What do you read while you’re writing, and why?
I had fun listening to the other panelists’ answer to this. It’s enough to say we all approach what to read or not, and why, with different outlooks and specific understanding of our own needs.
I had to think a little about this one because I realize my reading-while-writing habits have changed over the past couple of years.
When I started, I was still finding my voice, creating a character and trying to understand her and how she saw the world. I had to stay focused on her and the other characters, to listen to them carefully and define them specifically and individually. It worried me a little that if I were reading a contemporary author I liked too much, I might unconsciously adopt a bit of her or his voice, which would confuse me – and any readers – later on. So when I was working on MURDER IN THE ABSTRACT, the first in a series about Dani O’Rourke, I didn’t read about other youngish, contemporary professional women. I read from the hundreds of thrillers Tim had on the shelves – Lee Child, Ian Rankin, James Lee Burke, John Lescroat, and more.
Later, when I knew Dani well enough, I relaxed that rule, but thought it wise to break up the crime fiction, which was becoming such a steady diet that I could see the plot patterns too easily when I started a book. But while writing THE KING’S JAR, I wanted to know her world even better and it was then I became addicted to periodicals that cover the world of high end art, the art auction houses, and art-related crime. The only problem with that is that I saw – and see – wonderful plot ideas behind every $100 million painting sale to an anonymous buyer by and anonymous seller! One such story even contributed to MIXED UP WITH MURDER, the third in the series.

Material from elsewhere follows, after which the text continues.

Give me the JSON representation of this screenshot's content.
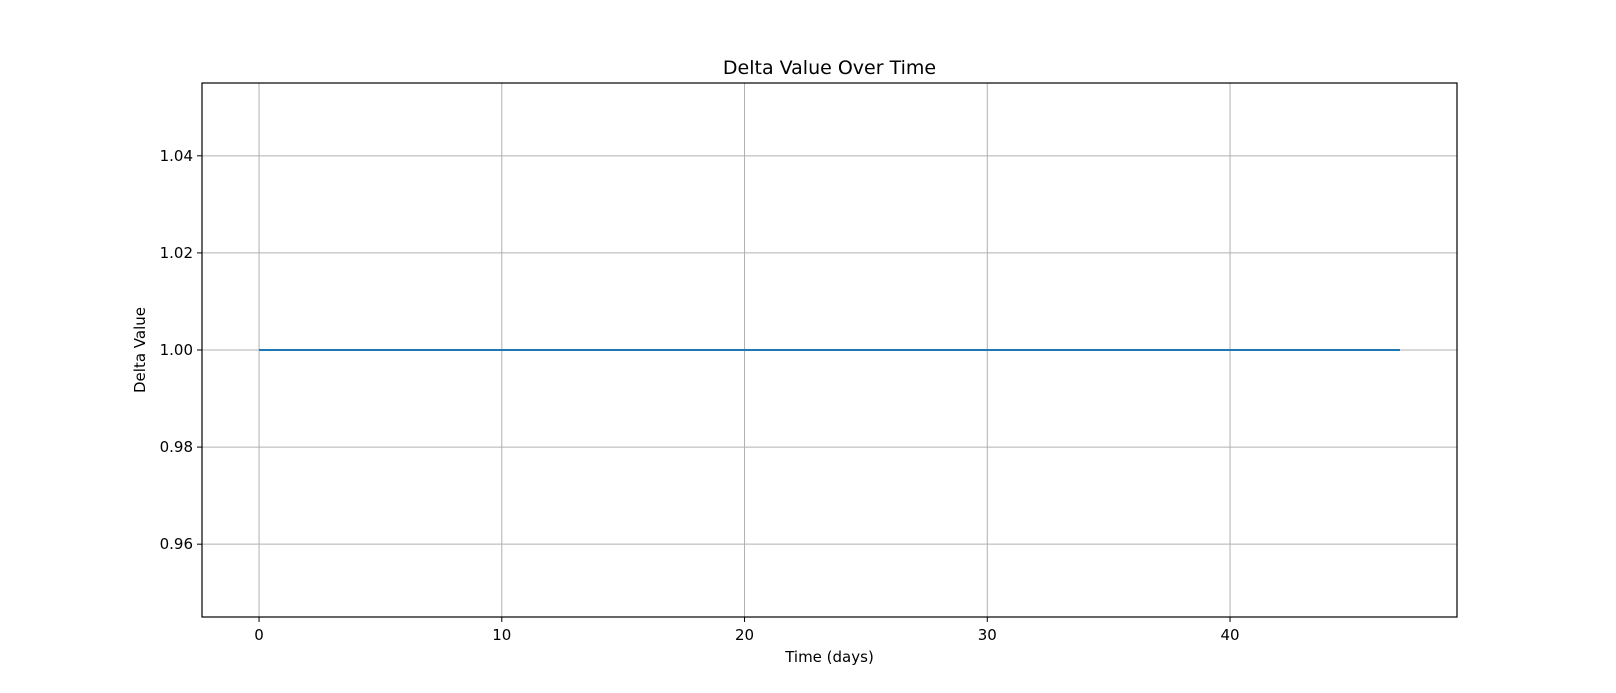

Now, I’m relishing wit in fiction, the writer or narrator who comments amusingly on society directly or indirectly through her or his prose. It fits with what I’m working on, but because some of those authors are classic, it’s also always been in bounds when I’m writing. Austen, Trollope, Wilde, Dorothy Parker…even Chaucer’s “The Wife of Bath’s Tale,” which was discussed on one of those recorded classes you can take while you drive to and from Sisters in Crime panels.
My To Be Read piles, however, crowd the bookshelves in every room, and include everything from The Warmth of Other Suns by Isabel Wilkerson, and Wife of the Gods by Kwei Quartey, to psychological thriller writer Sophie Hannah’s slim book of poems, Pessimism for Beginners. And the real question becomes, should I write or read this afternoon?